The imposition of tariffs on Canadian goods by the United States and Canada’s response will have a political ripple effect as trade negotiations continue between the two countries.

Last week, U.S. President Donald Trump put an end to an exemption on a 25-per-cent steel tariff and 10-per-cent aluminum tariff for Canada, Mexico and Europe. Canada retaliated with a list of duties on more than 100 products, including cucumbers, soya sauce, orange juice, dishwasher detergent and aftershave.

The move comes while the U.S., Canada and Mexico are currently embroiled in a renegotiation of the North American Free Trade Agreement.

The U.S. administration justified the move with the Cold War-era Trade Expansion Act, which has three purposes: to stimulate American economic growth, strengthen economic relations with other countries and “prevent communist economic penetration.”

Section 232 of the act states, “No action shall be taken . . . to decrease or eliminate the duty or other import restriction on any article if the President determines that such reduction or elimination would threaten to impair the national security.”

John Boscariol, head of McCarthy Tétrault LLP’s international trade and investment group, says the impact of these tariffs have an impact beyond the economic sphere.
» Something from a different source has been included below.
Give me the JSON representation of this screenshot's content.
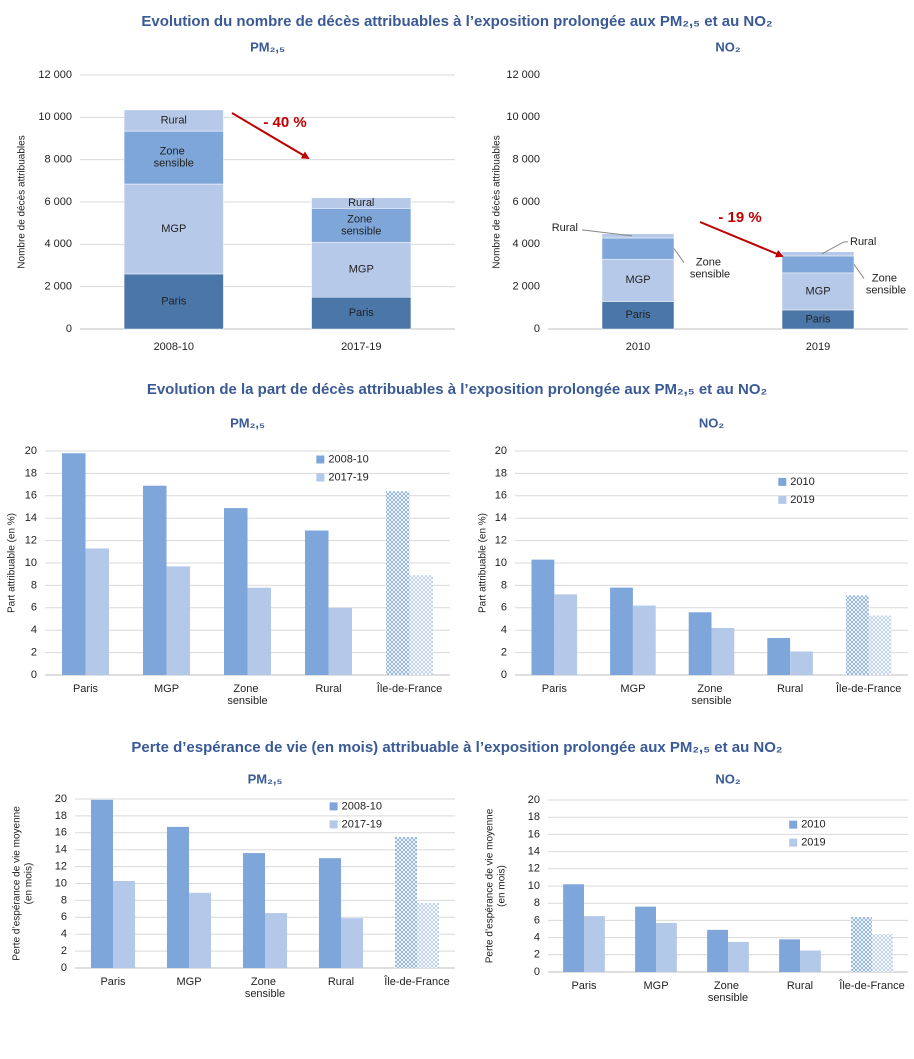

“That's the bottom line with these measures; the Trump administration has imposed them on the basis that Canadian product is a threat to the national security interest of the United States. I think the impact is beyond economic. I think there's a real political and international relations impact here in the relationship between Canada and the U.S. And I think Trudeau even alluded to that when he said this is a real turning point in Canada-U.S. relations.”

The U.S. Commerce Department began investigating the effects of steel imports on national security last year, delivering a report to Trump in February. The report recommended a “global tariff of at least 24 per cent” and “at least 53 per cent” on 12 countries, including China and Russia, according to the U.S. Department of Commerce.

The measures recommended are intended to up American steel production to 80 per cent of capacity from where it currently sits at 73 per cent.

Riyaz Dattu, partner at Osler Hoskin & Harcourt LLP, says the U.S. administration is taking a broad reading of s. 232 and its imposition of the tariffs is contrary to the laws governing the World Trade Organization.

“The U.S. imposition of the tariffs goes contrary to our analysis of the WTO rules and so Canada is taking the appropriate action, which is allowed under the WTO rules to retaliate,” he says.

Daniel Ujczo, an international trade and customs lawyer and cross-border practice group chairman at Dickinson Wright PLLC in Columbus, Ohio, says the fact that these recommendations were made at the beginning of the year and only acted on last week show this was an “un-Trumpian,” thoughtful and deliberate move.

Ujczo says that missing from the conversation on the trade war is that Trump had been criticized by both Democrats and Republicans for not acting on the Commerce Department’s recommendations, which were made in February.

He says at the core of these tariffs imposed on Canada by Trump is China.

“Nobody thinks Canada is a national security threat, but it is about China. And the question is where is Canada on China at the end of the day?”

Ujczo says the international community agrees that China over-produces steel and aluminum and “country hops,” but it has not done anything about it. He says China plays a role in the NAFTA negotiations as well.

Trump campaigned on the idea he would get tough on China and used the trade deficit to demonstrate the failures of past administrations on trade.

“The president has put these tariffs on, hopefully, in an effort to mobilize collective action on China, but we just haven't seen the willingness of the EU, Canada [and] Mexico to tackle this issue in any meaningful way up until very recently,” says Ujczo.

Boscariol says the idea that Canada is soft on China is misguided. McCarthy Tétrault acted in a trade remedy case concerning fabricated industrial steel components, which was brought against China last year.

“We have many trade remedy cases against China on steel products; Canada's very aggressive on China,” he says.

When the issue goes before the WTO, Ujczo says, the U.S. will argue that Canada “has been a backdoor to China” and that the U.S.’s low steel-producing capacity has had real national security consequences.

Ujczo says the commerce department’s study offered the U.S.’s failure during the Iraq war to equip Humvees with military-grade steel because they lacked the resource, as a connection between steel tariffs and national security. The fact that underproduction of steel in the U.S. arguably denies them the ability to produce material needed for war will be an argument the U.S. uses to justify the tariffs, Ujczo says.

“I think that will be the argument. It hinges on whether an entity like the WTO will say the inability of a country to produce weapons-grade materials for defence and national security qualifies for the national security exemption.”

Boscariol says that the U.S. using a “really weak” national security argument is going to give other countries licence to protect their industries on that basis.

“Once the U.S. does it, everyone else is going to be thinking we can do that, too, if we want to protect our domestic industries. And that completely undermines a lot of the structure that's been built up since the Second World War essentially in promoting free and balanced international trade,” he says.

With the steel and aluminum tariffs and Canada’s reaction, Boscariol says, it is time for Canadian businesses to look to other markets, such as Europe and those within the trans-pacific partnership. Companies need to look at their supply chains and where their product sources are and develop alternative arrangements, he says.